“Você deu sorte se teve um pai pra te buscar na escola, pra te por no ombro, te ensinar a jogar bola”. O trecho da música “Depósito dos rejeitados”, do rapper Eduardo Taddeo, mostra uma realidade lamentável do Brasil: o abandono parental.
Segundo dados do IBGE (Instituto Brasileiro de Geografia e Estatística) de 2015, constatou-se no Brasil mais de 1 milhão de famílias compostas por mães solo, em um período de 10 anos. Só no estado de São Paulo, há 750 mil pessoas, de 0 a 30 anos, sem o nome do pai no registro. Junto com o estado do Rio de Janeiro, formam o topo do ranking do abandono paternal.
Trata-se de realidade extremamente presente e pouco debatida, porém, herança da miscigenação do país colonizado, podendo ser uma das formas mais palpáveis de buscar a origem da cultura do abandono paterno. A sociedade brasileira foi fundada, de um modo geral, a partir do estupro praticado por portugueses contra mulheres negras e índias. Assim, as crianças nascidas eram consideradas “Zé ninguéns” (termo cunhado por Darcy Ribeiro).

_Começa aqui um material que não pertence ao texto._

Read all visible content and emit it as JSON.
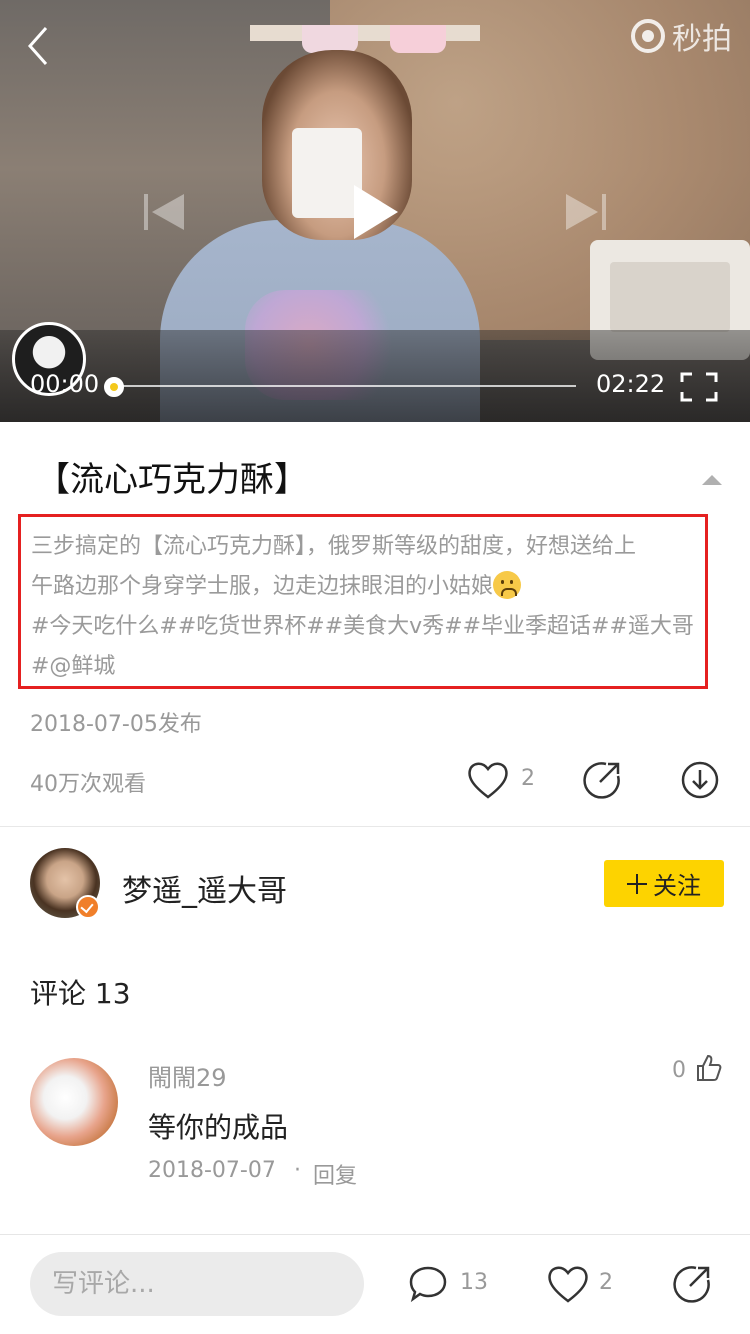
{
  "player": {
    "watermark_text": "秒拍",
    "current_time": "00:00",
    "total_time": "02:22",
    "progress": 0,
    "thumb_color": "#f4c81b"
  },
  "video": {
    "title": "【流心巧克力酥】",
    "description_lines": [
      "三步搞定的【流心巧克力酥】，俄罗斯等级的甜度，好想送给上",
      "午路边那个身穿学士服，边走边抹眼泪的小姑娘",
      "#今天吃什么##吃货世界杯##美食大v秀##毕业季超话##遥大哥",
      "#@鲜城"
    ],
    "emoji_icon": "sad-face-emoji",
    "publish_date": "2018-07-05发布",
    "views": "40万次观看",
    "likes": "2"
  },
  "author": {
    "name": "梦遥_遥大哥",
    "follow_label": "关注",
    "verified_color": "#f07f2a",
    "follow_button_color": "#fdd300"
  },
  "comments": {
    "heading": "评论 13",
    "items": [
      {
        "user": "閙閙29",
        "text": "等你的成品",
        "date": "2018-07-07",
        "separator": "·",
        "reply_label": "回复",
        "likes": "0"
      }
    ]
  },
  "bottom_bar": {
    "input_placeholder": "写评论...",
    "comment_count": "13",
    "like_count": "2"
  },
  "colors": {
    "highlight_border": "#e52020",
    "muted_text": "#999999"
  }
}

Na ausência do pai, as mães fazem dupla função. Aquelas que estão inseridas no mercado de trabalho têm mais um desafio a enfrentar: a dupla jornada.
Mãe solo por viuvez
Numa tarde ensolarada, o brilho refletia no sorriso de uma mulher cheia de alegria, no alto do morro, localidade conhecida como Capão, no Complexo do Alemão. Elena Brito Martins, 65 anos, ficou viúva em 1988, quando tinha 36 anos, e teve a missão de criar cinco filhas sem o apoio paternal. Mãe de Arlene, Ângela, Edilene, Amara e Míriam, não se abateu perante as adversidades e conta que as filhas foram sua maior motivação para seguir em frente. Trabalhou como auxiliar de encadernação, doméstica, copeira, mas, temente a Deus, não lhe faltou fé e apoio da igreja e hoje, contente, diz que colheu os frutos que plantou. Com a falta de saneamento básico, precisava carregar água, muitas vezes cansada, até seu domicílio. Quando uma das filhas se queimou e ela precisou ficar 11 dias no hospital, não foi o suficiente para a empresa mantê-la e acabou sendo demitida cruelmente. Incentivava as filhas à estudarem e hoje quase todas estão formadas no ensino superior.